Knowledge-Based Nonuniform Crossover
Harpal Maini
Kishan Mehrotra
Chilukuri Mohan
Sanjay Ranka
School of Computer and Information Science,
4-116 Center for Science and Technology,
Syracuse University, Syracuse, NY 13244-4100, USA
Abstract
We present a new "knowledge-based nonuniform crossover'' operator for genetic algorithms that generalizes uniform crossover. We extend this to "Dynamic knowledge-based nonuniform crossover,'' which constantly updates the knowledge extracted thus far from the environment's feedback on previously generated chromosomes. Knowledge-based nonuniform crossover can improve on good solutions previously obtained using other algorithms. The modifications made by knowledge-based nonuniform crossover are orthogonal to other changes in parameters of genetic algorithms, and can be pursued together with any other proposed improvements.

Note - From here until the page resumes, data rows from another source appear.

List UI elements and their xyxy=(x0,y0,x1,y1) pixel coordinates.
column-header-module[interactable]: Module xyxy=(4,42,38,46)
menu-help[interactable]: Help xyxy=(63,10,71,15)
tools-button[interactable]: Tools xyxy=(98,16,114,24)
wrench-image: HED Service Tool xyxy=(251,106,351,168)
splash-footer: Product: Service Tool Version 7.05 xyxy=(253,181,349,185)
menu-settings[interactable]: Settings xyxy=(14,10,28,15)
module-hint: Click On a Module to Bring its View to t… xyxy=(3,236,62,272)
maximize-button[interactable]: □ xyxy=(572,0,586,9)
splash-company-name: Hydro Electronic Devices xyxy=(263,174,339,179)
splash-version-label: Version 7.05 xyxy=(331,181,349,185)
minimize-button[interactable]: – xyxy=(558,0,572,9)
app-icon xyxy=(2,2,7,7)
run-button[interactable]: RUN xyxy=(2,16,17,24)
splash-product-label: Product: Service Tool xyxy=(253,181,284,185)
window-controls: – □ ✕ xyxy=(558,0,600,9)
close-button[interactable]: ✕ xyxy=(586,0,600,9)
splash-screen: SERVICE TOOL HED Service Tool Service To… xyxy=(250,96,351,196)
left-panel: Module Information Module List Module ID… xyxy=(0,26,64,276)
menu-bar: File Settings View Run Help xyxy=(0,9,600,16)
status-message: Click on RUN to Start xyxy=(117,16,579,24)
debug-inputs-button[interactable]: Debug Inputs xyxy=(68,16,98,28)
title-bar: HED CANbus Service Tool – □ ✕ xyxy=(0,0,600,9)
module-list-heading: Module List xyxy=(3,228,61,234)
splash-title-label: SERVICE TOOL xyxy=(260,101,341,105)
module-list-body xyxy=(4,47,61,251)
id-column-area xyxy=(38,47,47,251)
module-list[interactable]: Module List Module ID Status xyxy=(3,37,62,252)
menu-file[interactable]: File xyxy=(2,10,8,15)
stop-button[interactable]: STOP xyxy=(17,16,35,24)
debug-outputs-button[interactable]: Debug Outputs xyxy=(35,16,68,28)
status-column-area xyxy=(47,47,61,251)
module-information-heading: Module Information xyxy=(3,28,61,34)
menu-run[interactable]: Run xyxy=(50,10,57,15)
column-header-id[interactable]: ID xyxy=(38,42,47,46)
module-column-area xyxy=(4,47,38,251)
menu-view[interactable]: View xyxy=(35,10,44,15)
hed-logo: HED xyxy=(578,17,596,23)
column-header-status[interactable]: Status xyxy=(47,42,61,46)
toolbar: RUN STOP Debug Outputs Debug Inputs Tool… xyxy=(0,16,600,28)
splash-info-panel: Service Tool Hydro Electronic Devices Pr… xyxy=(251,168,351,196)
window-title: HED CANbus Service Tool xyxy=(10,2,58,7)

Whereas most genetic search methods focus on improving move-selection procedures, after having chosen a fixed move-generation mechanism, knowledge-based nonuniform crossover and dynamic knowledge-based nonuniform crossover make the move-generation process itself time-dependent. The same parents may give rise to different offspring at different moments in the evolutionary process, based on the past experience of the species. Simulation results show orders of magnitude improvement of knowledge-based nonuniform crossover over two-point and uniform crossover relative to three NP optimization problems: graph partitioning, soft-decision decoding of linear block codes, and the traveling salesperson problem. In particular, knowledge-based nonuniform crossover has been applied to variants of the graph partitioning problem not easily solved with other methods, and found to improve the quality of the solutions. Dynamic knowledge-based nonuniform crossover opens up the possibility of applying genetic algorithms to Incremental Optimization problems, characterized by a slow change in problem structure over time. Dynamic knowledge-based nonuniform crossover also achieves some of the goals of diploid representations with adaptive dominance, with smaller computational requirements.